Yemas de Santa Teresa

Yemas de Ávila
Receta de yemas de Santa Teresa

Las yemas de Santa Teresa, también llamadas yemas de Ávila, son uno de los dulces más tradicionales de la repostería española y símbolo de la ciudad de Ávila. Se trata de un postre muy sencillo, hecho con ingredientes básicos como yema de huevo y azúcar. Esta receta es perfecta para aprovechar esas yemas de huevo que sobran al hacer otros postres, y además es una alternativa deliciosa y casera a las que se pueden comprar en tiendas o en pastelería, a un precio más económico.

Estas yemas fáciles de elaborar se caracterizan por su textura suave, su forma esférica y ese delicado rebozado en azúcar glas que las recubre. Una vez hechas, se conservan en la nevera y pueden durar entre 4 y 5 días en perfectas condiciones si se guardan bien en un recipiente cerrado.

Ingredientes

  • 12 huevos
  • 125 ml de agua
  • 1 ramita de canela
  • Piel de limón (solo la parte amarilla)
  • 180 g de azúcar
  • Azúcar glas para rebozar

Como hacer yemas de Santa Teresa

  1. Separar y preparar las yemas

    Separar las yemas de las claras con cuidado. Reservar solo las yemas, que son la base del dulce tradicional. Batirlas ligeramente hasta que queden uniformes y sin grumos.

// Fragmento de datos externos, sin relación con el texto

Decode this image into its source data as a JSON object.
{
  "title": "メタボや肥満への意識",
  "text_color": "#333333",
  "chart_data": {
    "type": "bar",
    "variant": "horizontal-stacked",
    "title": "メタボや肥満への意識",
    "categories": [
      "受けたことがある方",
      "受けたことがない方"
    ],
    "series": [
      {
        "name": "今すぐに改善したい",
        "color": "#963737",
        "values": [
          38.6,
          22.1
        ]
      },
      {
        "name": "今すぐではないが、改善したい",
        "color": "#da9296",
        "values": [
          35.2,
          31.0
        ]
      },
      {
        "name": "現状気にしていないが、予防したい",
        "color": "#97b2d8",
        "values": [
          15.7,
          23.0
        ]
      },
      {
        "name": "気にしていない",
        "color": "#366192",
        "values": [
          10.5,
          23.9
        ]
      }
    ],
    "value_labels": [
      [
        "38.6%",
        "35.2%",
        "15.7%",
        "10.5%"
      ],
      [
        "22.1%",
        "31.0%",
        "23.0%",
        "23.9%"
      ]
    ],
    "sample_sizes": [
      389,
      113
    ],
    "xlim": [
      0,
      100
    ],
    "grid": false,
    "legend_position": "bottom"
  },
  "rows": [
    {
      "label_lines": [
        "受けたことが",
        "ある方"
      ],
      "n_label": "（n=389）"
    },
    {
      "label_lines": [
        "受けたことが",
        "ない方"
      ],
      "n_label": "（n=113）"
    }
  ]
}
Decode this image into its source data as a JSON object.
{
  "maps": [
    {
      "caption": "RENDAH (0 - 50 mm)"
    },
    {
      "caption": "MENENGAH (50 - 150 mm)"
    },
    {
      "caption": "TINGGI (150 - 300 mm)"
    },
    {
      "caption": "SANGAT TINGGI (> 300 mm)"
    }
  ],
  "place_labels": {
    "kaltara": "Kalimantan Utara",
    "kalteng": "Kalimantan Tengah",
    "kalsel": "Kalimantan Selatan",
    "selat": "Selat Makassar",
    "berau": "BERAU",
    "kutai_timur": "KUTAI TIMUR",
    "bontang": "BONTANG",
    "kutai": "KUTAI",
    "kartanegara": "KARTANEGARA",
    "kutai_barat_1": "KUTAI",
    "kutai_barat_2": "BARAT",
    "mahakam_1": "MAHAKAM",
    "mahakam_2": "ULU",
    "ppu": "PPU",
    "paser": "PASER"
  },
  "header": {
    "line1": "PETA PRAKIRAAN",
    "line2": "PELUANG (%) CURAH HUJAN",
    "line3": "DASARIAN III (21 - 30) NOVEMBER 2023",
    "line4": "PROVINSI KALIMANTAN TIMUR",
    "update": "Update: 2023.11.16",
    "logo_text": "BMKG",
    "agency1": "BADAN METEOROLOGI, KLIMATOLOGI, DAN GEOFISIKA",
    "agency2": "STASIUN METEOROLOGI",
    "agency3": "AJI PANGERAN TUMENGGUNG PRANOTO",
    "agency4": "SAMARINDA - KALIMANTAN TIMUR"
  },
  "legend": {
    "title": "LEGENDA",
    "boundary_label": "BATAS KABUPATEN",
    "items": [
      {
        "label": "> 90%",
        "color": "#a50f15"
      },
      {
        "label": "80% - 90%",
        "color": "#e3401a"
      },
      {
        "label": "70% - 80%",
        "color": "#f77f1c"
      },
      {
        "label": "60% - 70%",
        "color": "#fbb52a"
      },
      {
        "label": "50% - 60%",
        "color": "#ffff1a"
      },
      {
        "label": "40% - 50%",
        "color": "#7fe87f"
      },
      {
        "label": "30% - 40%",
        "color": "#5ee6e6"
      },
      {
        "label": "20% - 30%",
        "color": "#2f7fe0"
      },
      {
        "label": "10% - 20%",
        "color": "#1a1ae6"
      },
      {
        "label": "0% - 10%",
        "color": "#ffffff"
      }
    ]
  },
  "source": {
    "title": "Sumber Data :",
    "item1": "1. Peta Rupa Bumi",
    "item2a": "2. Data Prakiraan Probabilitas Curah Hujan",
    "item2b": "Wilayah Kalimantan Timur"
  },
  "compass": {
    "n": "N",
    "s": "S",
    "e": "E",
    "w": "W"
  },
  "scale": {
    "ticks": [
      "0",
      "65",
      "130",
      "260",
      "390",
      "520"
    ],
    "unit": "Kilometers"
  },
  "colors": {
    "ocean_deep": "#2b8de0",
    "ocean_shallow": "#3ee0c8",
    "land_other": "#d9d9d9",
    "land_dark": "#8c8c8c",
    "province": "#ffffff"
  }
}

  2. Preparar el almíbar aromatizado

    Poner en un cazo el agua, la piel de limón y la ramita de canela. Añadir el azúcar y llevar a fuego medio. Remover hasta que el azúcar se disuelva por completo y dejar cocer sin prisa para que los aromas se integren y se forme un almíbar.

  3. Alcanzar el punto de bola

    Mantener el cazo al fuego hasta lograr el punto de bola, un estado en el que el almíbar alcanza una textura densa y manejable. Para comprobarlo, tomar una pequeña cantidad con una cucharilla y dejar caer: debe poder formarse una bolita blanda. Cuando esté en su punto, retirar el cazo del fuego.

  4. Integrar las yemas sin que cuajen

    Verter las yemas batidas poco a poco sobre el almíbar caliente, siempre removiendo enérgicamente para evitar que cuajen de golpe.

  5. Cocinar la mezcla hasta que espese

    Volver a colocar el cazo a fuego muy bajo, removiendo sin parar con una cuchara de madera o varillas. Cocinar hasta que la masa espese de forma notable y comience a despegarse de las paredes del cazo, señal de que ya está en su punto.

  6. Enfriar correctamente la masa

    Pasar la mezcla a un recipiente completamente limpio, extenderla ligeramente y dejar que se enfríe por completo a temperatura ambiente.

  7. Formar las yemas individuales

    Tomar pequeñas porciones de masa ya fría y manejable. Rebozarlas en azúcar glas para evitar que se peguen y darles forma redonda con las manos, obteniendo las clásicas bolitas de yema compactas y suaves.

  8. Presentación final y conservación

    Colocar cada bolita en su cápsula de papel para la presentación tradicional. Guardarlas en la nevera al menos una hora antes de servir para que asienten su forma y textura. Mantenerlas refrigeradas hasta el momento de disfrutarlas.